John Cleese on the Syrian Situation
Note: this is a humorous post from Cleese...try not to read too much
into it, eh?
John Cleese on the Syrian Crisis
EUROPEAN THREAT ALERTS - 2013
by JOHN CLEESE
The English are feeling the pinch in relation to recent events in Syria
and have therefore raised their security level from "Miffed" to
"Peeved." Soon, though, security levels may be raised yet again to
"Irritated" or even "A Bit Cross." The English have not been "A Bit
Cross" since the blitz in 1940 when tea supplies nearly ran out.
Terrorists have been re-categorized from "Tiresome" to "A Bloody
Nuisance." The last time the British issued a "Bloody Nuisance" warning
level was in 1588, when threatened by the Spanish Armada.
The Scots have raised their threat level from "****ed Off" to "Let's get
the *******s." They don't have any other levels. This is the reason they
have been used on the front line of the British army for the last 300 years.

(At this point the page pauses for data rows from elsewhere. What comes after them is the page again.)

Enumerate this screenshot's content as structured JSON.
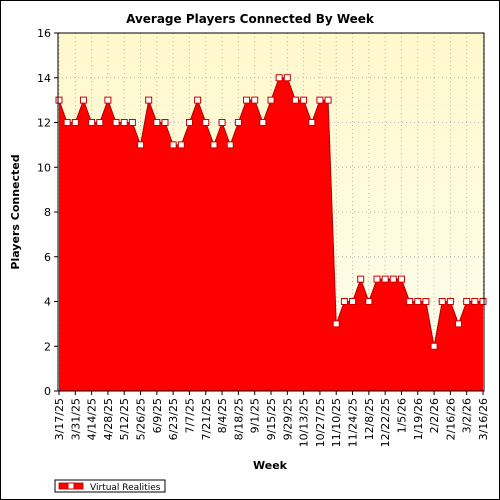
{
  "chart_data": {
    "type": "area",
    "title": "Average Players Connected By Week",
    "xlabel": "Week",
    "ylabel": "Players Connected",
    "ylim": [
      0,
      16
    ],
    "y_ticks": [
      0,
      2,
      4,
      6,
      8,
      10,
      12,
      14,
      16
    ],
    "grid": true,
    "legend_position": "bottom-left",
    "colors": {
      "plot_background_top": "#fff8cc",
      "plot_background_bottom": "#fffef0",
      "area_fill": "#ff0000",
      "area_edge": "#b00000",
      "marker_fill": "#ffffff",
      "marker_edge": "#cc0000"
    },
    "x": [
      "3/17/25",
      "3/24/25",
      "3/31/25",
      "4/7/25",
      "4/14/25",
      "4/21/25",
      "4/28/25",
      "5/5/25",
      "5/12/25",
      "5/19/25",
      "5/26/25",
      "6/2/25",
      "6/9/25",
      "6/16/25",
      "6/23/25",
      "6/30/25",
      "7/7/25",
      "7/14/25",
      "7/21/25",
      "7/28/25",
      "8/4/25",
      "8/11/25",
      "8/18/25",
      "8/25/25",
      "9/1/25",
      "9/8/25",
      "9/15/25",
      "9/22/25",
      "9/29/25",
      "10/6/25",
      "10/13/25",
      "10/20/25",
      "10/27/25",
      "11/3/25",
      "11/10/25",
      "11/17/25",
      "11/24/25",
      "12/1/25",
      "12/8/25",
      "12/15/25",
      "12/22/25",
      "12/29/25",
      "1/5/26",
      "1/12/26",
      "1/19/26",
      "1/26/26",
      "2/2/26",
      "2/9/26",
      "2/16/26",
      "2/23/26",
      "3/2/26",
      "3/9/26",
      "3/16/26"
    ],
    "x_tick_labels": [
      "3/17/25",
      "3/31/25",
      "4/14/25",
      "4/28/25",
      "5/12/25",
      "5/26/25",
      "6/9/25",
      "6/23/25",
      "7/7/25",
      "7/21/25",
      "8/4/25",
      "8/18/25",
      "9/1/25",
      "9/15/25",
      "9/29/25",
      "10/13/25",
      "10/27/25",
      "11/10/25",
      "11/24/25",
      "12/8/25",
      "12/22/25",
      "1/5/26",
      "1/19/26",
      "2/2/26",
      "2/16/26",
      "3/2/26",
      "3/16/26"
    ],
    "series": [
      {
        "name": "Virtual Realities",
        "values": [
          13,
          12,
          12,
          13,
          12,
          12,
          13,
          12,
          12,
          12,
          11,
          13,
          12,
          12,
          11,
          11,
          12,
          13,
          12,
          11,
          12,
          11,
          12,
          13,
          13,
          12,
          13,
          14,
          14,
          13,
          13,
          12,
          13,
          13,
          3,
          4,
          4,
          5,
          4,
          5,
          5,
          5,
          5,
          4,
          4,
          4,
          2,
          4,
          4,
          3,
          4,
          4,
          4
        ]
      }
    ]
  }
}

The French government announced yesterday that it has raised its terror
alert level from "Run" to "Hide." The only two higher levels in France
are "Collaborate" and "Surrender." The rise was precipitated by a recent
fire that destroyed France's white flag factory, effectively paralyzing
the country's military capability.
Italy has increased the alert level from "Shout Loudly and Excitedly" to
"Elaborate Military Posturing." Two more levels remain: "Ineffective
Combat Operations" and "Change Sides."
The Germans have increased their alert state from "Disdainful Arrogance"
to "Dress in Uniform and Sing Marching Songs." They also have two higher
levels: "Invade a Neighbour" and "Lose."
Belgians, on the other hand, are all on holiday as usual; the only
threat they are worried about is NATO pulling out of Brussels.
The Spanish are all excited to see their new submarines ready to deploy.
These beautifully designed subs have glass bottoms so the new Spanish
navy can get a really good look at the old Spanish navy.
Once "sort of English" Australia, meanwhile, has raised its security
level from "No worries" to "She'll be right mate". Two more escalation
levels remain: "Crikey! I think we'll need to cancel the barbie this
weekend!" and "The barbie is cancelled." So far no situation has ever
warranted use of the last final escalation level.
Regards,
John Cleese ,
British writer, actor and tall person
And as a final thought ... Greece is collapsing, the Iranians (Persians)
are getting aggressive, and Rome is in disarray. Welcome back to 430 B.C.